I saw on Twitter recently that you had backed the Tesla out of the driveway without being in it.

Yeah, it's always fun to try out what it will do.

You’re also a crazy productive guy. What’s your routine look like? How did you stay motivated as a solo founder for so many years?

You know, I'm not sure exactly, routine-wise. If I get myself excited about something, I can obsess about it for an unlimited amount of time, so there’s no real ‘secret,’ that’s how I stay motivated. Over the days of building Tradervue, I think a lot of it was watching it grow, watching people use it, and hearing people say, “this product really made a change in my trading, and that’s made a change in my life.” I love to hear that sort of thing.

Any sense of what’s next on the horizon for you?

You know, when I left NewsGator, I told anyone who would listen that I had absolutely no interest in starting another tech company.

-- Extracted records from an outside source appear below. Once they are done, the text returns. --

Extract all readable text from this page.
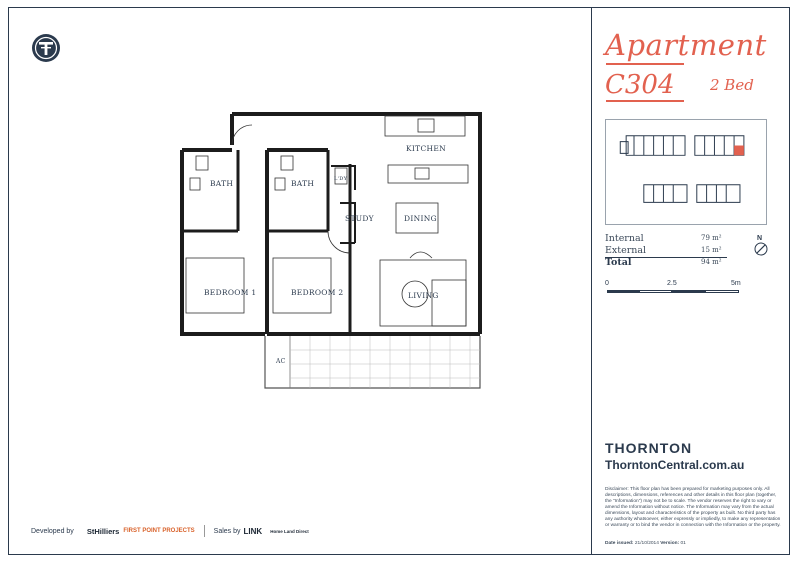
KITCHEN
BATH	BATH
STUDY	DINING
BEDROOM 1	BEDROOM 2	LIVING
AC
L'DY
Apartment
C304 2 Bed
Internal	79 m²
External	15 m²
Total	94 m²
N
0	2.5	5m
THORNTON
ThorntonCentral.com.au
Disclaimer: This floor plan has been prepared for marketing purposes only. All descriptions, dimensions, references and other details in this floor plan (together, the "Information") may not be to scale. The vendor reserves the right to vary or amend the Information without notice. The Information may vary from the actual dimensions, layout and characteristics of the property as built. No third party has any authority whatsoever, either expressly or impliedly, to make any representation or warranty or to bind the vendor in connection with the Information or the property.
Date issued: 21/10/2014 Version: 01
Developed by StHilliers FIRST POINT PROJECTS	Sales by LINK Home Land Direct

And yeah, after this one, I don't know. I'm still interested in the trading community. I feel like I get them, and I could imagine doing something there.

If I was to do something not in that community, I have literally no inkling of what that might be. But my last two companies, I had no inkling until about three months before I did them. Right now I’m not in a rush to make any decisions. In fact, it might be good to try not to decide anything big for a little while. It's kind of a big deal selling your company when you're the only person running it!